Cleaner fuels have replaced more than 3B gallons of diesel under California Low Carbon Fuel Standard
New 2018 data from the California Air Resources Board (CARB) indicates that the state’s Low Carbon Fuel Standard (LCFS) continues to drive production of a growing volume of cleaner transportation fuels for California consumers. To date almost 3.3 billion gallons of petroleum diesel have been displaced by clean, low-carbon alternatives.
The 2018 data also shows fuel producers are in 100% compliance with the LCFS.
The program aims to reduce the carbon intensity of transportation fuels by considering greenhouse gas (GHG) emissions at all stages of production, from extraction to combustion. CARB developed the program to help support a return to 1990 levels of climate-changing gases by 2020, as required by AB 32, the 2006 landmark climate bill. California reached that overall goal in 2016.
Now a climate target of an additional 40 percent overall reduction of climate-changing gases is in place for 2030, under SB 32. To help California reach that goal, CARB built on the success of the LCFS by doubling the required reduction level and setting a 2030 target for vehicle fuels of 20% less carbon than is now found in gasoline and diesel fuel. Those cleaner fuels will displace millions more gallons of fossil fuels, helping pave the way for California to achieve full carbon neutrality by 2045.
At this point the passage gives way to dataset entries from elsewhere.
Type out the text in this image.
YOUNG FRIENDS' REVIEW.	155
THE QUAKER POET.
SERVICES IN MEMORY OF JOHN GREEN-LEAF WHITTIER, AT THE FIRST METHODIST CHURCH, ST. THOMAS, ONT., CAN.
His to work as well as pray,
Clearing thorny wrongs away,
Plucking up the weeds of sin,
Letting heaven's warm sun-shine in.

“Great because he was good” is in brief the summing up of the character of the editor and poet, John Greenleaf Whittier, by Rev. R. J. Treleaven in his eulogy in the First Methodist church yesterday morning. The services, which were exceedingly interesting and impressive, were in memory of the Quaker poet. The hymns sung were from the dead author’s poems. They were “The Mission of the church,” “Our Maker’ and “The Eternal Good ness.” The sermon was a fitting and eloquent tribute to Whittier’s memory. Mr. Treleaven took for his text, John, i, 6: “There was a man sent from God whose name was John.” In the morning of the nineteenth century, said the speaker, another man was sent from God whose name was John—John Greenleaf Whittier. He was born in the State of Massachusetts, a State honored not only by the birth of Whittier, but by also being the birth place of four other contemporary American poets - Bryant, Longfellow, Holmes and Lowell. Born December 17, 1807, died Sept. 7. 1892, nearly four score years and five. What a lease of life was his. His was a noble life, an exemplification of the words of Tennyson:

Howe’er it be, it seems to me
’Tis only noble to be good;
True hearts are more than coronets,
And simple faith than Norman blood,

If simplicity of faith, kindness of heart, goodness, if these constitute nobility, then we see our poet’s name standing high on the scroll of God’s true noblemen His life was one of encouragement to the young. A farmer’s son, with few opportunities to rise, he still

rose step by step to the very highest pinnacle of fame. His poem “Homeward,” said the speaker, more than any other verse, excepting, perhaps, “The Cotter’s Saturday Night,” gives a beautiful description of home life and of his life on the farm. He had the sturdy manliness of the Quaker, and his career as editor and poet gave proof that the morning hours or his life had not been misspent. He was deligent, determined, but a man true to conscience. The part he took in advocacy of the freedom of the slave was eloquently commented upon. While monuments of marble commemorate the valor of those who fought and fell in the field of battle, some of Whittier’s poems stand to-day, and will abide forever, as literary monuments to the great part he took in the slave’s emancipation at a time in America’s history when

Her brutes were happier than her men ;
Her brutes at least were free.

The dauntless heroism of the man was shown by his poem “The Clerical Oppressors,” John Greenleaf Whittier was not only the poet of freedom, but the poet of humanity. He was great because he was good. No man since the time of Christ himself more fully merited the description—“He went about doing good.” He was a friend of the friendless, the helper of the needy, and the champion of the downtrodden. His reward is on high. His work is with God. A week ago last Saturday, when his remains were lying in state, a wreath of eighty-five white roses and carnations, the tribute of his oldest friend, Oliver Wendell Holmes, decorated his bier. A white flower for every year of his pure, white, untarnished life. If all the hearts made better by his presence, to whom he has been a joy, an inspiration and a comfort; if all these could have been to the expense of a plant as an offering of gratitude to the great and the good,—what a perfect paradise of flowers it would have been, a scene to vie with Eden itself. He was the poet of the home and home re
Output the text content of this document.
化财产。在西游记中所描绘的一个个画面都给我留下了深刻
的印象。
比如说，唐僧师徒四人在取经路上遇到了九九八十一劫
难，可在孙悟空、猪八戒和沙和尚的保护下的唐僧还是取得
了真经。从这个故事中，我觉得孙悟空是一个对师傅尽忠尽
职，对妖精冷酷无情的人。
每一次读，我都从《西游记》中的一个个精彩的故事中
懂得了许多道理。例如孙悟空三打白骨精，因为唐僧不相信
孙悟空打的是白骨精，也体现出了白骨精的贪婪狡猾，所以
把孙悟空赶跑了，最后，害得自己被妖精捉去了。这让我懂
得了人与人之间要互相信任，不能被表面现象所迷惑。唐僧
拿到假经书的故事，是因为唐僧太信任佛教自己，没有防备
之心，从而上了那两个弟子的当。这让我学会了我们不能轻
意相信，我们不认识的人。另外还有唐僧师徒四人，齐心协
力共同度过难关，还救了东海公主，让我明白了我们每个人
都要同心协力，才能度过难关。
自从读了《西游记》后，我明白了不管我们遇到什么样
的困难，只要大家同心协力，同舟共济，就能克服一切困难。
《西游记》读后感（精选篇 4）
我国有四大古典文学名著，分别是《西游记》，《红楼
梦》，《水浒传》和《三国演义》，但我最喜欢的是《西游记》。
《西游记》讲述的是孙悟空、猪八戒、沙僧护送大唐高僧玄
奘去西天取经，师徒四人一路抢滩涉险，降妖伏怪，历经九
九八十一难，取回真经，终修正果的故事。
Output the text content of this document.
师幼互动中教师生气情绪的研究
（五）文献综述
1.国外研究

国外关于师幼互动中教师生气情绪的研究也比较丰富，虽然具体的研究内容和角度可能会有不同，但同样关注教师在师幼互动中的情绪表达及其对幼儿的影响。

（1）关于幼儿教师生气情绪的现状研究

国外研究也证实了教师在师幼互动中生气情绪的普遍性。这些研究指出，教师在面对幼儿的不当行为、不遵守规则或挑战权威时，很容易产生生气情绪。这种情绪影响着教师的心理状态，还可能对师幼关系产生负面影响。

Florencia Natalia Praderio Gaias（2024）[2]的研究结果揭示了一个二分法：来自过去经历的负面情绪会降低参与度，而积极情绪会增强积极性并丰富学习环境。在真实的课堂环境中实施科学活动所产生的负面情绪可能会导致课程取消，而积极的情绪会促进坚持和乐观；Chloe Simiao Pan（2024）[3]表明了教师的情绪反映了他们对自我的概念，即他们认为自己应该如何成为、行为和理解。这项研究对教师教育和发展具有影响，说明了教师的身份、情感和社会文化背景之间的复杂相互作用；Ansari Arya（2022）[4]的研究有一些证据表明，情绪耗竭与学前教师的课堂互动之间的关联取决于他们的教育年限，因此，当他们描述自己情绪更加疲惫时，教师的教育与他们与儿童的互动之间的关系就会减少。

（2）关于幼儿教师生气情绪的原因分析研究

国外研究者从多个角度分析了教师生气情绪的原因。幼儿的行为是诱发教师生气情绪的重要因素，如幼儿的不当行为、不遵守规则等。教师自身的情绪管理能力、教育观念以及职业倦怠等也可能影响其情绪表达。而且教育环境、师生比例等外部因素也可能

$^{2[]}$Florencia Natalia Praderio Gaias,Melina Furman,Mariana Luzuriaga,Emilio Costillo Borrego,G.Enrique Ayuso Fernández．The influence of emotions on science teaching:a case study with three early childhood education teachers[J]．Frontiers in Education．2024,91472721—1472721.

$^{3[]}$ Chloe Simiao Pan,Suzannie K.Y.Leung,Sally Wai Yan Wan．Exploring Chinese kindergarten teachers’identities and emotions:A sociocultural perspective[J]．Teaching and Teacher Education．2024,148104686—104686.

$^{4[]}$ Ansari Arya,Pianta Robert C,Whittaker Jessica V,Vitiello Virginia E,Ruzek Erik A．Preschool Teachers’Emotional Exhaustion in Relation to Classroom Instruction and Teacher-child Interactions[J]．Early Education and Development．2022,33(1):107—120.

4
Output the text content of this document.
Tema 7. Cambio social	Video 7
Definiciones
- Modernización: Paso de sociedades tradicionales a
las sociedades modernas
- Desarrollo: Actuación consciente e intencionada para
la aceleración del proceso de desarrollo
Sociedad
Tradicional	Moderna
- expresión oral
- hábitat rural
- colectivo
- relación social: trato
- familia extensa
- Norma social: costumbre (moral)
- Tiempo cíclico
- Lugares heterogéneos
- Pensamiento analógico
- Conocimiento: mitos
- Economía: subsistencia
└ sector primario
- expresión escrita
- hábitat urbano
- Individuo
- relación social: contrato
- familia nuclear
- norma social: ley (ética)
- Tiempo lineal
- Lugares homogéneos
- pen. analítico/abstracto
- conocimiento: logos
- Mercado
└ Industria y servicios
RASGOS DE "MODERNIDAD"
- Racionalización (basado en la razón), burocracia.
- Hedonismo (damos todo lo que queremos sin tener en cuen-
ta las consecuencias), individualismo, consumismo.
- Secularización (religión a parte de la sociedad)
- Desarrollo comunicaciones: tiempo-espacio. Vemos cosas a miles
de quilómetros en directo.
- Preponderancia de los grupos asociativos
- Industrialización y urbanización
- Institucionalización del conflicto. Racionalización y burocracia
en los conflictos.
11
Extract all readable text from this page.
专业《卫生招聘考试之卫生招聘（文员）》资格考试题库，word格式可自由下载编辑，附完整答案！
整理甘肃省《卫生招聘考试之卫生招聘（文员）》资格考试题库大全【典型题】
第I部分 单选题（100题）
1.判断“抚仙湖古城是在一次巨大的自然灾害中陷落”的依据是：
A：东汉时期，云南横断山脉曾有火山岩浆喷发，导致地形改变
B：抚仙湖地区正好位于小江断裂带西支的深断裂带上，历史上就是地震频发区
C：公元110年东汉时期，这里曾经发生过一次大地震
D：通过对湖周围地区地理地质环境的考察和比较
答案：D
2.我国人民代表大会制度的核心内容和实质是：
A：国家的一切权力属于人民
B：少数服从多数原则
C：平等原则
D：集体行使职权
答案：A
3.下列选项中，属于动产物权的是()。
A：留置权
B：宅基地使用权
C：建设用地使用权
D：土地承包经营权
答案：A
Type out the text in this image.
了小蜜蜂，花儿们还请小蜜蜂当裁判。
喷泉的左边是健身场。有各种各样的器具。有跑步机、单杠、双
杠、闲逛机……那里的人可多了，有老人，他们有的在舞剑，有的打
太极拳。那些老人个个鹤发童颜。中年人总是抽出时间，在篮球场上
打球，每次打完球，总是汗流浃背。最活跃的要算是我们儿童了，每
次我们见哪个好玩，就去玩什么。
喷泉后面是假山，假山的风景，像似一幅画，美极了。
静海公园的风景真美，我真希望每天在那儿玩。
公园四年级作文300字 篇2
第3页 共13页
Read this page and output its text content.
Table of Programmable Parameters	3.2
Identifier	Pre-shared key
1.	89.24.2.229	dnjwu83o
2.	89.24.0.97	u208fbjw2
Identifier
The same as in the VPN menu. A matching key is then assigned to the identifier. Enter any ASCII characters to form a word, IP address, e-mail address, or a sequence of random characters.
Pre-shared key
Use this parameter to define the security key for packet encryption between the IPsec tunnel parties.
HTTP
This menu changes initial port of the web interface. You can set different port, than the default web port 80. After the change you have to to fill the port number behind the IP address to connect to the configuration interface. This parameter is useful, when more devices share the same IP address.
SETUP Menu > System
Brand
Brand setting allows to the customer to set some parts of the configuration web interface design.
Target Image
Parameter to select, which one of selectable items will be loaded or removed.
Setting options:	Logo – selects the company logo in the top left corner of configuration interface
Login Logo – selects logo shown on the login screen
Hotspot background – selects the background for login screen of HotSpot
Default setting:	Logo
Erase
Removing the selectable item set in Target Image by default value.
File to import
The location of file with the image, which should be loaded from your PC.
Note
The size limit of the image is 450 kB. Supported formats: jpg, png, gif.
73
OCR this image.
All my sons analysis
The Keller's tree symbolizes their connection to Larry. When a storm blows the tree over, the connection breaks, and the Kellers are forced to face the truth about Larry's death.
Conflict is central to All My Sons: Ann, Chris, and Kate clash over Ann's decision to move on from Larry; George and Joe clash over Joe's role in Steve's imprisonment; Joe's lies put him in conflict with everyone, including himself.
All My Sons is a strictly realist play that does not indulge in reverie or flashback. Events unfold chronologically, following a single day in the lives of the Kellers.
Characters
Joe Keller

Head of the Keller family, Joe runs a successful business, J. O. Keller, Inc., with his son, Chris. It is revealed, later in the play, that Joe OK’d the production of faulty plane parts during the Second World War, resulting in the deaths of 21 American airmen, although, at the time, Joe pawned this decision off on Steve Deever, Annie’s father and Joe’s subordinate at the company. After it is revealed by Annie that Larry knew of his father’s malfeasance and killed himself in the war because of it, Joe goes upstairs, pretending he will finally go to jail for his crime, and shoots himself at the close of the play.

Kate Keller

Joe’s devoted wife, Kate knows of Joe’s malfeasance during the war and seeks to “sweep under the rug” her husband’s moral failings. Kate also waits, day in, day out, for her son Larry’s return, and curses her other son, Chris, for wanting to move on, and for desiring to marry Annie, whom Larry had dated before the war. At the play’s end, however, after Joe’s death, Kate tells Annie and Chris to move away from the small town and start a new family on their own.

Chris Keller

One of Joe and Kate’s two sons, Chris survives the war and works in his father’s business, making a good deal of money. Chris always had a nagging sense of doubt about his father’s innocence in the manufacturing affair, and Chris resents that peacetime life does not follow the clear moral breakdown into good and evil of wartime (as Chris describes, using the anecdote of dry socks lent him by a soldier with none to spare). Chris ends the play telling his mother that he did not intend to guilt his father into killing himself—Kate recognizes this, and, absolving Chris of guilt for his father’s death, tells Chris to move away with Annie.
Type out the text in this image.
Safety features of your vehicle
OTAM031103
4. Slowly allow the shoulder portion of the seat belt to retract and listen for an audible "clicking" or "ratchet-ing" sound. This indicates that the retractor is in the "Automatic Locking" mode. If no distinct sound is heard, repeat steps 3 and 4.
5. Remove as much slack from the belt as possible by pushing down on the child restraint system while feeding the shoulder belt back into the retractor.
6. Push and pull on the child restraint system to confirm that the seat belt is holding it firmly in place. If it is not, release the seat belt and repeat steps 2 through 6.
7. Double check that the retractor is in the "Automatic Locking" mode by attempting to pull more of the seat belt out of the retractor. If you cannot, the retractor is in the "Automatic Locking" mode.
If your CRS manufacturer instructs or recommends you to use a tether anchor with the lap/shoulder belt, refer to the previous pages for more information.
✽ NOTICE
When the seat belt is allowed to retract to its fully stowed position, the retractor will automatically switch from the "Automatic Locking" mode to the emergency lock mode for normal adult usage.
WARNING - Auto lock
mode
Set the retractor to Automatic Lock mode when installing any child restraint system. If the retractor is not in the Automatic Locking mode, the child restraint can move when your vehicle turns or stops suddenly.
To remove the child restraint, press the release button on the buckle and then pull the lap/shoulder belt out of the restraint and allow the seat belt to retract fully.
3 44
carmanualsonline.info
The standard provides consumers with a growing variety and volume of cleaner fuels. Renewable liquid fuels—including renewable and biodiesel—displaced more than 568 million gallons of diesel in 2018. Nearly 120 million gallons of diesel were displaced by renewable natural gas, and electricity—used to run hundreds of thousands of plug-in cars and trucks—displaced about 96 million gallons of petroleum.
Of the 317 companies reporting under the program, the vast majority supplied sufficient amounts of clean fuels to meet the 2018 standard; however, 52 companies generated deficits for supplying fuels that were dirtier than the program benchmark. Those companies were required to make up for their shortfall by purchasing credits from fuel providers who had supplied cleaner fuels.
Since its start in 2011 the program has generated credits representing a total reduction of 47.1 million metric tons of climate-changing gases. That equals an over-compliance of 8.7 million metric tons, meaning that greenhouse gas reductions under this program have been occurring ahead of schedule. Those clean fuels also reduced emissions of toxic pollutants as well as those that cause smog.
The LCFS works with other California GHG reduction programs to reduce emissions across the economy. These include the cap-and-trade program, the Advanced Clean Car program and the Renewable Portfolio Standard.